Quand il vient des victimes, de leurs amis ou de leur famille, il est d’une terrible humanité, on y entend la colère, la rage, la nausée, et un ton au-dessous le chagrin irrémédiable que de tels affects tentent vainement de surmonter. Mais que dit-il, quand il vient des politiques et des journalistes, surtout quand il est répété à l’envi ?

On ne peut jamais être certain en ces affaires, et il faut se garder d’inutiles procès d’intention. Mais les mots disent toujours davantage que ce qu’on veut leur faire dire et, dans le cas qui nous préoccupe, de manière particulièrement embarrassante.
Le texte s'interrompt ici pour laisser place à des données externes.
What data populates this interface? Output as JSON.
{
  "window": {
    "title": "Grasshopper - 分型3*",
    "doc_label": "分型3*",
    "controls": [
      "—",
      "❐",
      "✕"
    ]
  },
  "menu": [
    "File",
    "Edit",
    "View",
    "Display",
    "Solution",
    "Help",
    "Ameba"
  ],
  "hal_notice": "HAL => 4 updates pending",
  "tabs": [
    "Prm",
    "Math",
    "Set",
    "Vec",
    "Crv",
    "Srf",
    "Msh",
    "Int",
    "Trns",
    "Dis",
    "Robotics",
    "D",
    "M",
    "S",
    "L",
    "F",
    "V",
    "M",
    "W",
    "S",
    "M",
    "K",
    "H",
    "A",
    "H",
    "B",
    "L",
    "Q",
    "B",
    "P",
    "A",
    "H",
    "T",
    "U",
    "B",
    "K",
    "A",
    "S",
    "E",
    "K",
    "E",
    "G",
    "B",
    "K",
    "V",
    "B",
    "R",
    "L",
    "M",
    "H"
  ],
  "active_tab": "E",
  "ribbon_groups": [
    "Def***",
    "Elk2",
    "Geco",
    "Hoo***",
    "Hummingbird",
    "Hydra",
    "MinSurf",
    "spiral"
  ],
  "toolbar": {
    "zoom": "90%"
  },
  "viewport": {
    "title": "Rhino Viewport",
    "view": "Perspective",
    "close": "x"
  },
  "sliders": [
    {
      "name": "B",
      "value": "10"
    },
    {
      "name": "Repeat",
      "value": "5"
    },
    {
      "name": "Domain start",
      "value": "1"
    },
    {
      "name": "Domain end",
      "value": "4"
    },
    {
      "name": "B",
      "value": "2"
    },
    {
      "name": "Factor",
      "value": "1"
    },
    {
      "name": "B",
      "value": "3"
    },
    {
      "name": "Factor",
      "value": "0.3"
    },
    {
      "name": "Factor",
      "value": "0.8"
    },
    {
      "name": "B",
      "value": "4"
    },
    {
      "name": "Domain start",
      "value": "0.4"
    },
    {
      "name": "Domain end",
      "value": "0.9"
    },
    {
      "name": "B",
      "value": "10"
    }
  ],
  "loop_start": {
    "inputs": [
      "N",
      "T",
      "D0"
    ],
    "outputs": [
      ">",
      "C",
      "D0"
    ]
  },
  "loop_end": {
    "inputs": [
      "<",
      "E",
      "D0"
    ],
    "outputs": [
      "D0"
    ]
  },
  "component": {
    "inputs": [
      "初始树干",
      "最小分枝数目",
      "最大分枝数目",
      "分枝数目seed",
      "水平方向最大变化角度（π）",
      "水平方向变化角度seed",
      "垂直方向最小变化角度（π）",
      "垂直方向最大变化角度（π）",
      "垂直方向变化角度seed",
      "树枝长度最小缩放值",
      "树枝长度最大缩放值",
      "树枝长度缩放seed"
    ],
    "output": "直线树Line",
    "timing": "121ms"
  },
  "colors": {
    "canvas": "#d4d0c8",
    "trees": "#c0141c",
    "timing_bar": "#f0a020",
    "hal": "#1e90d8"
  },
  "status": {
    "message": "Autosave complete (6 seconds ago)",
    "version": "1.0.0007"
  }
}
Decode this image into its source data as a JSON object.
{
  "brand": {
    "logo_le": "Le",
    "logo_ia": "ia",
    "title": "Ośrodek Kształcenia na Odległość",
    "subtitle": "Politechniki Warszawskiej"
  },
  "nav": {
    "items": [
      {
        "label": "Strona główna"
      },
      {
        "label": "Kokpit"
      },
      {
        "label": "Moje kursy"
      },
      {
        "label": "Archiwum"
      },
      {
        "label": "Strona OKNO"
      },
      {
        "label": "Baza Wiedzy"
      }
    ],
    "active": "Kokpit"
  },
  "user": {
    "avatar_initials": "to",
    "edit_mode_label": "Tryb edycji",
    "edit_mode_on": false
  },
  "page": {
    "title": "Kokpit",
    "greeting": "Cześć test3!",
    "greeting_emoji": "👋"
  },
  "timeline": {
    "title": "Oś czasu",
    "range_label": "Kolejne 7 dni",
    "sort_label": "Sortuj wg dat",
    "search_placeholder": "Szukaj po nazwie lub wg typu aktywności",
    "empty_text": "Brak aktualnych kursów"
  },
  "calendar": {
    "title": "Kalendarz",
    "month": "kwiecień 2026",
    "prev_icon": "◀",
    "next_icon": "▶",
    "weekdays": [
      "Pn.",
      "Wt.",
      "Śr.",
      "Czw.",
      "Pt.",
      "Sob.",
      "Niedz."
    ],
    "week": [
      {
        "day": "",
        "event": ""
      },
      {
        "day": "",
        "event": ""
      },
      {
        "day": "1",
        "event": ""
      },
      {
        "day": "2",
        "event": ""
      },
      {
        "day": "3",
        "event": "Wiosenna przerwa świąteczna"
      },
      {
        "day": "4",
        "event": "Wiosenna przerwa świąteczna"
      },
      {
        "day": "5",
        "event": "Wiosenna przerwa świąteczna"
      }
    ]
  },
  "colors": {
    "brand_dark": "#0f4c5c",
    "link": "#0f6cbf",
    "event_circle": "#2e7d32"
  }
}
Le premier embarras vient évidemment du sens premier et de la portée historique du mot barbare, bien avant son sens actuel de violence sanguinaire et aveugle. Pendant toute l’Antiquité, le terme «barbare» (barbaros en grec, barbarus en latin), qui signifie «étranger», et plus précisément celui qui ne parle pas la langue grecque, n’est jamais employé pour signifier des actes ou des personnes particulières mais des peuples entiers confondus dans la même négation - c’est le mot de l’amalgame par excellence. A la fin de l’Empire romain, est barbare celui qui participe aux invasions du même nom - c’est le mot même du complexe obsidional, de celui qui se vit en état de siège. Au milieu du Moyen Age, surtout quand commencent les croisades, il devient le mot privilégié pour désigner les non-catholiques, et, plus particulièrement, les Sarrasins - c’est presque l’exact équivalent du kafer, du mécréant, en terre d’islam. Enfin, jusqu’à la fin du XIXe siècle sont nommés «barbaresques» les pirates musulmans qui sillonnent la Méditerranée - c’est l’un des mots qui justifient l’expédition en Algérie de 1830 et le début de la colonisation du Maghreb.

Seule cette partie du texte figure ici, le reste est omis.